Did you know that the top four New Year’s Resolutions in 2018 were to eat healthier, exercise more, save more money, and take better care of yourself? We often end our holidays and start our new year with great intentions, but fizzle out before the last decorations have been put away.
Although they can feel impossible, health goals don’t have to be a challenge! Regular exercise can improve mood and mental health, control weight, reduce the risk of chronic disease, and help you sleep better at night. Incorporating more physical activity can be as simple as sitting less and moving more throughout your day. The Centers for Disease Control and Prevention (CDC) recommends 30-45 minutes of moderate-intensity activity or 20 minutes of vigorous activity each day for major health benefits.
New Year - Goal, Plan, Action written on notebook page
Regular exercise doesn’t always have to mean a trip to the gym. Here are some helpful tips to make exercise more enjoyable:

  • YouTube workouts: YouTube is full of great workouts for any skill level that can be done from the comfort of your home!

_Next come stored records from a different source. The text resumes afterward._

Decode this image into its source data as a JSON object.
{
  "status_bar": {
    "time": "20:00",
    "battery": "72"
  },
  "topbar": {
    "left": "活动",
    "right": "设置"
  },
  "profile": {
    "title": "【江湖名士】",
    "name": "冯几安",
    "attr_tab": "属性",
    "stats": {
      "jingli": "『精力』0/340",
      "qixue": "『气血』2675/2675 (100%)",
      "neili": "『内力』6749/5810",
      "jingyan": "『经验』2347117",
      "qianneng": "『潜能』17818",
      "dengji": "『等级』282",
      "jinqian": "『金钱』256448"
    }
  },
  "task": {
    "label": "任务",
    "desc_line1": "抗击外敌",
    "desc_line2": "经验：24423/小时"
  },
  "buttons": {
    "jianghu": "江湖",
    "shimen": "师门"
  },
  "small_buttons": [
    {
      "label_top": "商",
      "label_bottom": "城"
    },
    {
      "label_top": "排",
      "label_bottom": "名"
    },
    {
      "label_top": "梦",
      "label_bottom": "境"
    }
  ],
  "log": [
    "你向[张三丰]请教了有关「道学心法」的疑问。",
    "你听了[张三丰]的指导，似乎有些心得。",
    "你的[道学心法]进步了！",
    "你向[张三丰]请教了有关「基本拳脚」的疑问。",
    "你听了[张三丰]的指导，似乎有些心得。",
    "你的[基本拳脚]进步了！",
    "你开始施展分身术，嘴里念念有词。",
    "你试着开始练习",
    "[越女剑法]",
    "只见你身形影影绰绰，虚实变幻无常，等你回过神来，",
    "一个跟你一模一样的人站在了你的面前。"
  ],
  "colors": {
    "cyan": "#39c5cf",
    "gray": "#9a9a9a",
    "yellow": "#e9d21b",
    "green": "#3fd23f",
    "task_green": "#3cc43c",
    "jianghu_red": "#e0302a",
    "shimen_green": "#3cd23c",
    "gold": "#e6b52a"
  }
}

  • Join a community recreation center: many community centers have athletic programs such as softball and kickball that can make exercise both fun and social! Check with your local community center for more information.
  • Go for a walk or play at the park: although the weather can be a bit chilly this time of year, some days are still warmer. Try taking a walk with your kids or visit a local park as a fun way to get the whole family involved!
  • Discount gym memberships: many gyms have discount memberships at the beginning of the year. Check with a local gym to see if they have any deals.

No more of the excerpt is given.